Auf was kann man in der Nähe vom Faaker See fischen?


----------



## Oper8or (13. Juli 2004)

*AW: Faaker See Kärnten! Wo kann man da auf was fischen?*

warum fischt ned im faaker see  - hat gute fisch drinn - a schönes platzerl gesucht und ab gehts

Gruß Wolfgang


----------



## Basi8811 (13. Juli 2004)

*AW: Faaker See Kärnten! Wo kann man da auf was fischen?*

Ja auch da natürlich.:q 


Hab vergessen ihn zu erwähnen.

Aber wie ist der Fischbestand wo?


----------



## fischerwahn (13. Juli 2004)

*AW: Faaker See Kärnten! Wo kann man da auf was fischen?*

nunja basi,

sag mal welcher fischart du nachstellen willst - ich hab da natürlich einige feine geheimtips für dich (catch & release [ausser bei massigen raubfischen] versteht sich doch oder ?]

greets/fw


----------



## Basi8811 (13. Juli 2004)

*AW: Faaker See Kärnten! Wo kann man da auf was fischen?*

Naja, da ich kein großes Tackle mitnehmen kann, auf Barsch und Forelle.
Halt ne kleine Spinnrute nehme ich mit und spinne mit kleinen Spinnern.


----------



## fischerwahn (13. Juli 2004)

*AW: Faaker See Kärnten! Wo kann man da auf was fischen?*

#) gut kapitale barsche bis zu einem kilo findest du im 
LÄNGSEE
(nimm dir aber schwimmer und haken auch mit - mit wurm hast du dort gut chancen auf schleien)

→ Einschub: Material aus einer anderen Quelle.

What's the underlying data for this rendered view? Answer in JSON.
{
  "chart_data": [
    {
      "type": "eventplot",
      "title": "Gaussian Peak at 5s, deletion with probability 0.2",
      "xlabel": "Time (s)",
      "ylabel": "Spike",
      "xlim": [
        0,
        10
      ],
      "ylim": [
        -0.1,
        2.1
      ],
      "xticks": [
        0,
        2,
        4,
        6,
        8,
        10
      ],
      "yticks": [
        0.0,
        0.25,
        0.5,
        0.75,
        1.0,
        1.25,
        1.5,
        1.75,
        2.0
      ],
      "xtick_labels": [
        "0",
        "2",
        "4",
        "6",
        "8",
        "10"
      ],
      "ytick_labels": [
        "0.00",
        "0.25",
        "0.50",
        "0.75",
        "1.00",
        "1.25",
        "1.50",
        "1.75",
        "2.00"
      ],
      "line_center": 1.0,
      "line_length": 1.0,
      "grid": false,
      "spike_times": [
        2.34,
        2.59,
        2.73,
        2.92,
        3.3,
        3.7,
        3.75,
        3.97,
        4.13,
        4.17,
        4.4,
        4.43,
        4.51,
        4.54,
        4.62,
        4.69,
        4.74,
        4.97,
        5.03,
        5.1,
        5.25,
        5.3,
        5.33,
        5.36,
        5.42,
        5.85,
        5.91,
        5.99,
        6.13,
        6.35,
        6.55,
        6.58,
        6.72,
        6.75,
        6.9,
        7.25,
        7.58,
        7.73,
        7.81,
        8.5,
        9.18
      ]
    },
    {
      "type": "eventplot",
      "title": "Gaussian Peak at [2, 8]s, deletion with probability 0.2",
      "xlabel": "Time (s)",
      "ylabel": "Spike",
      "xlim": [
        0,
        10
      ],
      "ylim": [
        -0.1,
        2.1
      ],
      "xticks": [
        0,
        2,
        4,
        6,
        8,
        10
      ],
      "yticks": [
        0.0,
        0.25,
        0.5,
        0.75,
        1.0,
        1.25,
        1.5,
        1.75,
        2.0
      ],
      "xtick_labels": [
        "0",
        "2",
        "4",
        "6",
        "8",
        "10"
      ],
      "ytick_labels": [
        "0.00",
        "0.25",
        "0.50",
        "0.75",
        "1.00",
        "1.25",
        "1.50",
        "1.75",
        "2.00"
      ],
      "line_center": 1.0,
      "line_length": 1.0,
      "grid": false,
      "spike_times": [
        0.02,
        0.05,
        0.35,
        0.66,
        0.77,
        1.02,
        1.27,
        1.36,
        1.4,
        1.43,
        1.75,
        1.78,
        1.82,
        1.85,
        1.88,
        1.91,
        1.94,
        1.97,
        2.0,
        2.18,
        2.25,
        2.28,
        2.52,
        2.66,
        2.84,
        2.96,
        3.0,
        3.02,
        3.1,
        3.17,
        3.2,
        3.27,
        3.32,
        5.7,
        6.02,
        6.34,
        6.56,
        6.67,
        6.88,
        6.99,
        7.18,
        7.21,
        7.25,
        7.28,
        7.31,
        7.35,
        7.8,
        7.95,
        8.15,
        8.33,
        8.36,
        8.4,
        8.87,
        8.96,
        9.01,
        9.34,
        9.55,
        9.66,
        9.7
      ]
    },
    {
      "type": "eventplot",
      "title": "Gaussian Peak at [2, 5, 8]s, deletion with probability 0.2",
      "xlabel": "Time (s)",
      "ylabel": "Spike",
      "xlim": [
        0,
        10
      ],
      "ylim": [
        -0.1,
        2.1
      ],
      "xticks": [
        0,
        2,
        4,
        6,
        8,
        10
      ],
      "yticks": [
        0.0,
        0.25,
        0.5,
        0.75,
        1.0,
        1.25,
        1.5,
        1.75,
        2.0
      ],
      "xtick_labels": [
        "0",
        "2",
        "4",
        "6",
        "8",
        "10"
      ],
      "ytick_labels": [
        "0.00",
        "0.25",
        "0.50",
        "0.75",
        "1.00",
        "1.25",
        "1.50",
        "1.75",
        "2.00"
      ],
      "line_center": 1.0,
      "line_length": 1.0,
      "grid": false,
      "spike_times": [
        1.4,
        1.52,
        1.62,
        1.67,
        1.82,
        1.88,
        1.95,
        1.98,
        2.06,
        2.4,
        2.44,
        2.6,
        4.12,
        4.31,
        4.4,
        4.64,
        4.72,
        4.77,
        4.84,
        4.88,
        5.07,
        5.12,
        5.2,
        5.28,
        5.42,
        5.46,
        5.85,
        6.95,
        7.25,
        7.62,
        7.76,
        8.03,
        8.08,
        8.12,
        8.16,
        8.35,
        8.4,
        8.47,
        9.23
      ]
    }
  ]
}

mit blinkern wirst du in kärnten auf forelle ein Problem bekommen (ist schon so gut wie auf allen forellengewässern verboten (nur noch trockenfliege).

#) faaker see hier wirst du mit blinkern nur in den morgens und abendstunden vom boot aus chancen haben (nimm twister mit und versuch bei morgeneinbruch vom boot aus bei den schiffsanlegeplätzen und badestegen) - am tag wirst du wohl vor lauter seglern keinen paltz zum fischen finden. eine schöne zille zum fischen solltest du dir aber vorreservieren und ev. einen guten tagespreis verhandeln (kannst ja unter tag damit einen schönen badeplatz ansteuern) 

ich würde dir ja den ossiacher see (revier weber (tiebl) empfehlen) aber ohne das revier zu kennen wirst du dort sehr, sehr sehr viel glück brauchen um etwas zu fangen)

wo genau willst du dein "hauptquartier" aufschlagen ?

greets/Julian


----------